5333 private links
Nuclear energy, to start with, is ultimately not safe, and the Germans have always been particularly uneasy with it. After the nuclear accident at the Fukushima nuclear plant in Japan in 2011, Chancellor Angela Merkel ordered the “Atomausstieg,” the exit from nuclear energy once and for all. Why? Because, as Ms. Merkel put it back then: “The residual risk of nuclear energy can be accepted only if one is convinced that — as far as it is humanly possible to judge — it won’t come to pass.” After Fukushima, Ms. Merkel, a trained physicist, was no longer able to believe that a nuclear disaster would not occur. That there was a catastrophe even in a high-tech country like Japan made her change her mind.
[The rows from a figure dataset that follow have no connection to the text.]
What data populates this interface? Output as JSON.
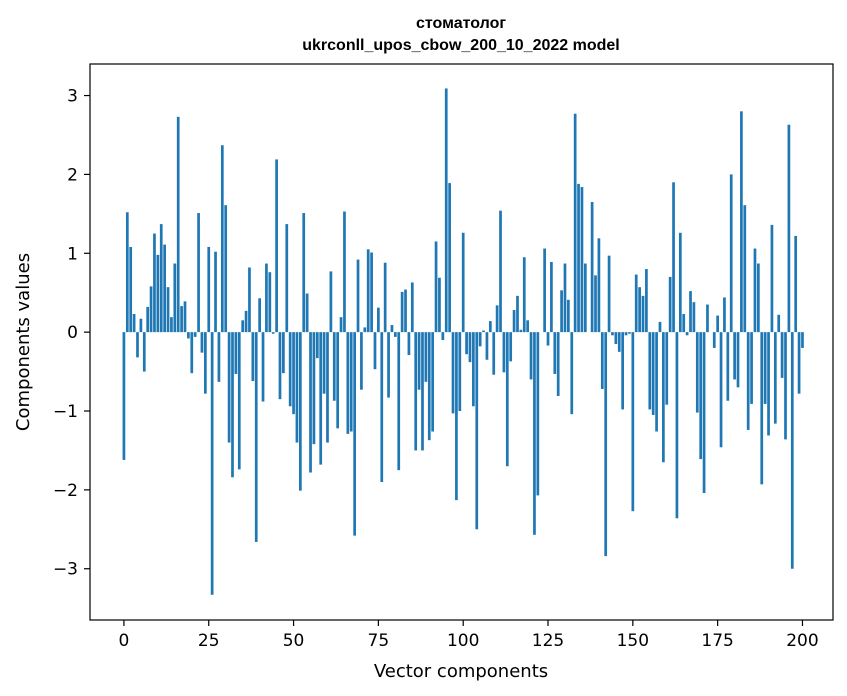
{
  "chart_data": {
    "type": "bar",
    "title": "стоматолог",
    "subtitle": "ukrconll_upos_cbow_200_10_2022 model",
    "xlabel": "Vector components",
    "ylabel": "Components values",
    "xlim": [
      -10,
      209
    ],
    "ylim": [
      -3.65,
      3.4
    ],
    "x_ticks": [
      0,
      25,
      50,
      75,
      100,
      125,
      150,
      175,
      200
    ],
    "x_tick_labels": [
      "0",
      "25",
      "50",
      "75",
      "100",
      "125",
      "150",
      "175",
      "200"
    ],
    "y_ticks": [
      -3,
      -2,
      -1,
      0,
      1,
      2,
      3
    ],
    "y_tick_labels": [
      "−3",
      "−2",
      "−1",
      "0",
      "1",
      "2",
      "3"
    ],
    "grid": false,
    "bar_color": "#1f77b4",
    "values": [
      -1.62,
      1.52,
      1.08,
      0.23,
      -0.32,
      0.17,
      -0.5,
      0.32,
      0.58,
      1.25,
      0.98,
      1.37,
      1.11,
      0.57,
      0.19,
      0.87,
      2.73,
      0.33,
      0.39,
      -0.08,
      -0.52,
      -0.06,
      1.51,
      -0.26,
      -0.78,
      1.08,
      -3.33,
      1.02,
      -0.63,
      2.37,
      1.61,
      -1.4,
      -1.84,
      -0.53,
      -1.74,
      0.15,
      0.27,
      0.82,
      -0.62,
      -2.66,
      0.43,
      -0.88,
      0.87,
      0.76,
      -0.02,
      2.19,
      -0.85,
      -0.52,
      1.37,
      -0.94,
      -1.04,
      -1.4,
      -2.01,
      1.51,
      0.49,
      -1.78,
      -1.42,
      -0.33,
      -1.68,
      -0.78,
      -1.4,
      0.77,
      -0.87,
      -1.22,
      0.19,
      1.53,
      -1.29,
      -1.26,
      -2.58,
      0.92,
      -0.73,
      0.06,
      1.05,
      1.01,
      -0.47,
      0.31,
      -1.9,
      0.88,
      -0.83,
      0.09,
      -0.06,
      -1.75,
      0.51,
      0.54,
      -0.29,
      0.63,
      -1.5,
      -0.73,
      -1.5,
      -0.63,
      -1.37,
      -1.26,
      1.15,
      0.69,
      -0.1,
      3.09,
      1.89,
      -1.03,
      -2.13,
      -1.0,
      1.26,
      -0.28,
      -0.38,
      -0.94,
      -2.5,
      -0.18,
      0.02,
      -0.35,
      0.14,
      -0.54,
      0.34,
      1.54,
      -0.51,
      -1.7,
      -0.37,
      0.28,
      0.46,
      0.03,
      0.95,
      0.15,
      -0.6,
      -2.57,
      -2.07,
      0.0,
      1.06,
      -0.17,
      0.89,
      -0.53,
      -0.81,
      0.53,
      0.87,
      0.41,
      -1.04,
      2.77,
      1.88,
      1.84,
      0.87,
      0.0,
      1.65,
      0.72,
      1.19,
      -0.72,
      -2.84,
      0.97,
      -0.04,
      -0.15,
      -0.25,
      -0.98,
      -0.04,
      -0.02,
      -2.27,
      0.73,
      0.57,
      0.46,
      0.8,
      -0.98,
      -1.05,
      -1.26,
      0.13,
      -1.65,
      -0.92,
      0.7,
      1.9,
      -2.36,
      1.26,
      0.23,
      -0.04,
      0.52,
      0.38,
      -1.02,
      -1.61,
      -2.04,
      0.35,
      0.0,
      -0.2,
      0.21,
      -1.46,
      0.44,
      -0.87,
      2.0,
      -0.6,
      -0.7,
      2.8,
      1.61,
      -1.24,
      -0.91,
      1.06,
      0.87,
      -1.93,
      -0.91,
      -1.31,
      1.36,
      -1.16,
      0.22,
      -0.58,
      -1.36,
      2.63,
      -3.0,
      1.22,
      -0.78,
      -0.2
    ]
  }
}
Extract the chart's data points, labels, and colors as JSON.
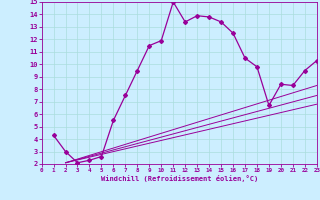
{
  "xlabel": "Windchill (Refroidissement éolien,°C)",
  "bg_color": "#cceeff",
  "line_color": "#990099",
  "grid_color": "#aadddd",
  "xlim": [
    0,
    23
  ],
  "ylim": [
    2,
    15
  ],
  "xticks": [
    0,
    1,
    2,
    3,
    4,
    5,
    6,
    7,
    8,
    9,
    10,
    11,
    12,
    13,
    14,
    15,
    16,
    17,
    18,
    19,
    20,
    21,
    22,
    23
  ],
  "yticks": [
    2,
    3,
    4,
    5,
    6,
    7,
    8,
    9,
    10,
    11,
    12,
    13,
    14,
    15
  ],
  "curve1_x": [
    1,
    2,
    3,
    4,
    5,
    6,
    7,
    8,
    9,
    10,
    11,
    12,
    13,
    14,
    15,
    16,
    17,
    18,
    19,
    20,
    21,
    22,
    23
  ],
  "curve1_y": [
    4.3,
    3.0,
    2.1,
    2.3,
    2.6,
    5.5,
    7.5,
    9.5,
    11.5,
    11.9,
    15.0,
    13.4,
    13.9,
    13.8,
    13.4,
    12.5,
    10.5,
    9.8,
    6.7,
    8.4,
    8.3,
    9.5,
    10.3
  ],
  "line1_x": [
    2,
    23
  ],
  "line1_y": [
    2.1,
    6.8
  ],
  "line2_x": [
    2,
    23
  ],
  "line2_y": [
    2.1,
    7.5
  ],
  "line3_x": [
    2,
    23
  ],
  "line3_y": [
    2.1,
    8.3
  ]
}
But what about the near-certain catastrophic consequences of the second evil, climate change enhanced by coal-fired plants? Ms. Merkel recognized recently that “climate change is happening faster than we had thought a couple of years ago.” At the same time, she had to admit that Germany was struggling to fulfill the promises of the Paris climate accord: Despite new hopeful figures, the targeted 40 percent reduction of carbon emissions by the end of 2020 may not be met. One could argue that knowledge about the severity of climate change has deepened since 2011 and that countries should do everything they can to shift away from fossil fuels — yet there’s no sign that Ms. Merkel might change her mind about scrapping nuclear. //
The tragedy about Germany’s energy experiment is that the country’s almost religious antinuclear attitude doesn’t leave room for advances in technology. Scientists in America, Russia and China believe that it is possible to run nuclear power plants on radioactive waste — which might solve the problem of how to store used fuel elements, one of the core arguments against nuclear. Certainly, these so-called fast breeder reactors have their dangers too. But as we transition to a completely renewable energy supply, wouldn’t they be a better alternative to coal and gas plants? //
By shutting down its entire nuclear sector in a rush, Germany loses more opportunities than dangers. It forfeits the capacity to connect to a technology that might prove the safest and most climate-friendly mankind has yet seen. At the very least, using Germany’s existing nuclear plants would make an expeditious move away from fossil fuels possible.
Is it irrational not to do so? Maybe, maybe not. But letting this chance slip away could turn out to be one of the gravest mistakes of the Merkel era.